The diverse identities of Posh, Scary, Baby, Sporty and Ginger (as nicknamed by Top of the Pops magazine) were also a selling point, and a departure from previous bands.

Image copyright Alamy
Image caption The Spice Girls became a brand in themselves

“They had five personalities and you could connect to one or more of them,” says West. “They didn’t dress the same like previous girl bands like The Supremes in their sequinned gowns. Even The Beatles dressed the same when they started.”

Mainstream media were receptive to these personalities.

“UK tabloids were at their zenith,” remembers Alan Edwards, their publicist at the peak of their success. “The Sun was registering a 4.5m daily sale. All five girls grew up with pop gossip and instinctively understood it.”

This media interest would balloon when Adams started dating Manchester United footballer David Beckham. Following Charles and Diana’s divorce, tabloid interest in a Celebrity Power Couple had Edwards working, as he now admits, “around the clock”.

“The mix of pop music and football – the two modern religions – was a potent one. You have to go back to England captain Billy Wright dating Joy from The Beverley Sisters in the late ’50s for anything like it.

“The thrones they sat on at their wedding may have been done tongue in cheek, but Buckingham Palace even received letters from all over the world addressed to David and Victoria.”

Such fascination continues with Kim Kardashian and Kanye West, Brad Pitt and Angelina Jolie, Jay-Z and Beyonce and many other high-wattage couples. This dismays some, including Gorman.

Image copyright PA
Image caption The Spice Girls’ performance at the Brits in 1997 – and in particular Geri Halliwell’s union jack dress – is a music history classic

“They inaugurated the era of cheesy celebrity obsession which pertains today,” he says. “There is lineage from them to the Kardashianisation not only of the music industry, but the wider culture.”

Their girl-next-door appeal predated TV stations’ realisation that they could create instant pop stars with Pop Idol, American Idol, The X Factor and The Voice. Girls Aloud, Fifth Harmony, Little Mix and One Direction were all formed through talent shows.

Stars had used brand endorsements but the Spice brand was the first to propel the success of the band.

Martin Brooks, now a marketing expert at Havas London, explains: “Before, artists like Michael Jackson would see a Pepsi deal as eroding his or her credibility for money. Whereas The Spice Girls’ musical credibility was never an issue. The question was, ‘How can we make as much money as quickly as possible and how can we use brands to drive that fame?'”

There was Spice branding on more than 100 products including cameras, scooters, crisps and a Pepsi promotion where 20 ring pulls collected from cans would earn fans the CD of an unreleased Spice track.

“Such was their power that people would happily spend 8-10 on fizzy drinks to get a free CD,” says Brooks who worked on it. “It was by far the most successful promotion Pepsi had done.”

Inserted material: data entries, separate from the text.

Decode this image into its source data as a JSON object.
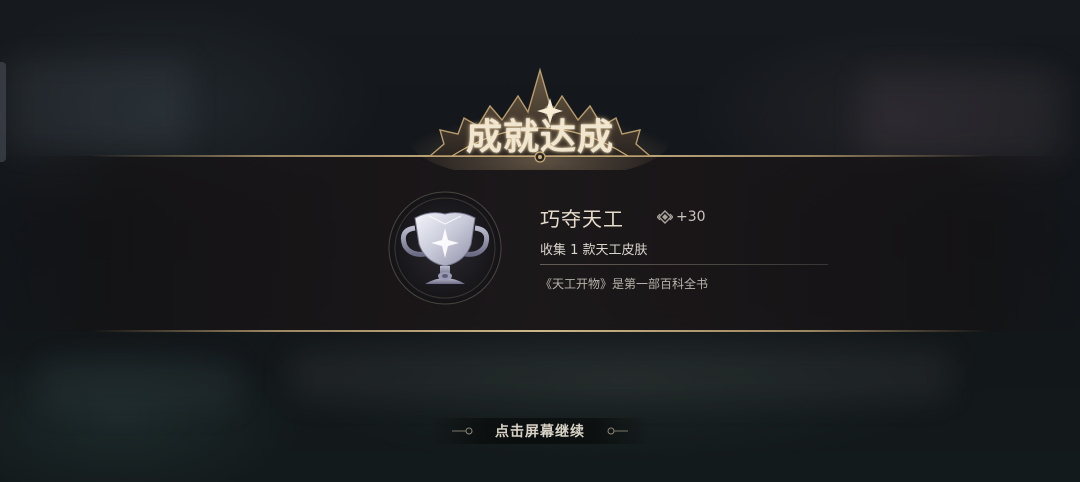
{
  "achievement_popup": {
    "header_title": "成就达成",
    "name": "巧夺天工",
    "reward": {
      "icon": "achievement-point-icon",
      "value": "+30"
    },
    "description": "收集 1 款天工皮肤",
    "flavor_text": "《天工开物》是第一部百科全书",
    "trophy_icon": "silver-trophy-icon"
  },
  "footer": {
    "continue_label": "点击屏幕继续"
  },
  "colors": {
    "gold_accent": "#d6be8c",
    "title_text": "#f1e6cf",
    "name_text": "#e6dccb",
    "trophy_silver": "#d9dbe6"
  }
}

According to Edwards: “The band was a brand and comfortable with it too.”

West adds that “you could buy their cards at Clintons, their soft drinks at Asda, their magazine at the newsagents, their book at Waterstone’s, their record at HMV and their T-shirt at Our Price.”

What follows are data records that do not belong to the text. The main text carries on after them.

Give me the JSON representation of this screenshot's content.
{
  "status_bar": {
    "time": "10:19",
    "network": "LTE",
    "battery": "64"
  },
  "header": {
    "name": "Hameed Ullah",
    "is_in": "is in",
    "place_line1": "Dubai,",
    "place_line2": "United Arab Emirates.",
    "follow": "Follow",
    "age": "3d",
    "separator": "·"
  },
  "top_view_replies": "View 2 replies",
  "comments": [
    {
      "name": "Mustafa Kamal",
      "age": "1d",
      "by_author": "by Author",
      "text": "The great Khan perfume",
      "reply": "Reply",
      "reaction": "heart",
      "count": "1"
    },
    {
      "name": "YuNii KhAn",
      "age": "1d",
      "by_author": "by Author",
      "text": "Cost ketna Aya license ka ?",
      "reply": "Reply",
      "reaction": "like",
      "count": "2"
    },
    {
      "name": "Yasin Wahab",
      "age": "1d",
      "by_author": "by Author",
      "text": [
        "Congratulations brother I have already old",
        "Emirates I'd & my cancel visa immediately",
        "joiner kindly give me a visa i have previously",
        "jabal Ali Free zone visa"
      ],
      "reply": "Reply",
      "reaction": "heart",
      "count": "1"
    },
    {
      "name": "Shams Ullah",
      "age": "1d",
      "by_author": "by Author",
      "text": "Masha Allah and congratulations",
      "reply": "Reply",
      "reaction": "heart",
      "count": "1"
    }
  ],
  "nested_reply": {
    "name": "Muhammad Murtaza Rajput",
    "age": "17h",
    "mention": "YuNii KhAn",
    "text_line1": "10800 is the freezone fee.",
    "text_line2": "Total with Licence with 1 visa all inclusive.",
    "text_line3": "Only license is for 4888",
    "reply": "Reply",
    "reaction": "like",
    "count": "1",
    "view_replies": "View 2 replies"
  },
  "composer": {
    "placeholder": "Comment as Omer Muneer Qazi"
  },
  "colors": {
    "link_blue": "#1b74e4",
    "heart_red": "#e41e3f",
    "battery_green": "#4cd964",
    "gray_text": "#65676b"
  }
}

This level of product endorsement has since been exploited by other stars such as Beyonce, Justin Bieber and sports stars like Andy Murray and Beckham (both managed by Fuller).

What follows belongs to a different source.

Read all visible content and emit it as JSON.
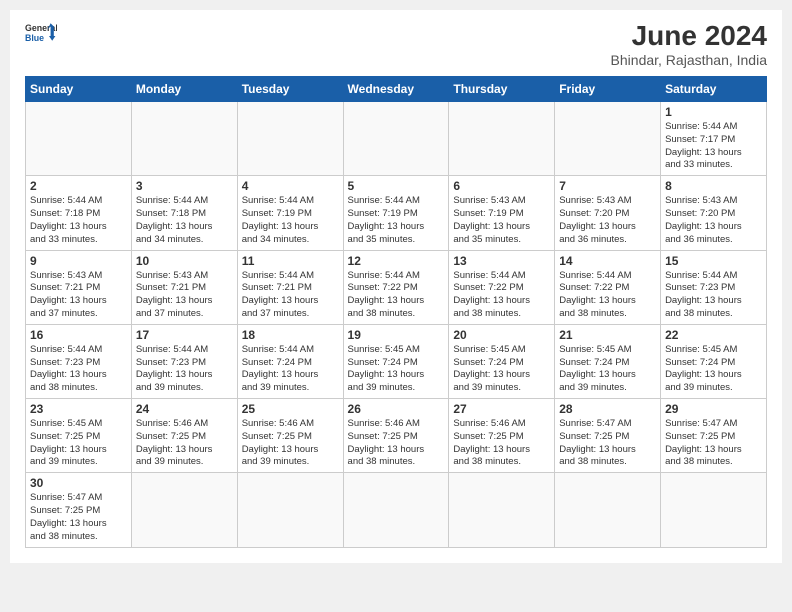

Endorsement is a key way for pop stars facing a decline in record sales to make money. Glover points out that “the Spice branding was a real step forward and is a mega-important marketing stream which I open to my artists constantly”.

For all that modern stars from Katy Perry to Lionel Messi exploit brand endorsements and attract tabloid coverage, the scale of the Spice Girls’ breakthrough in 1996 is unlikely to be repeated – at least not by a music act.

“If someone says the words ‘I Tell You What I Want’ to me they go into the whole song,” says Richard Stannard. “I don’t know if One Direction will have that in 20 years’ time. There will never be something that big again. It was like Harry Potter.”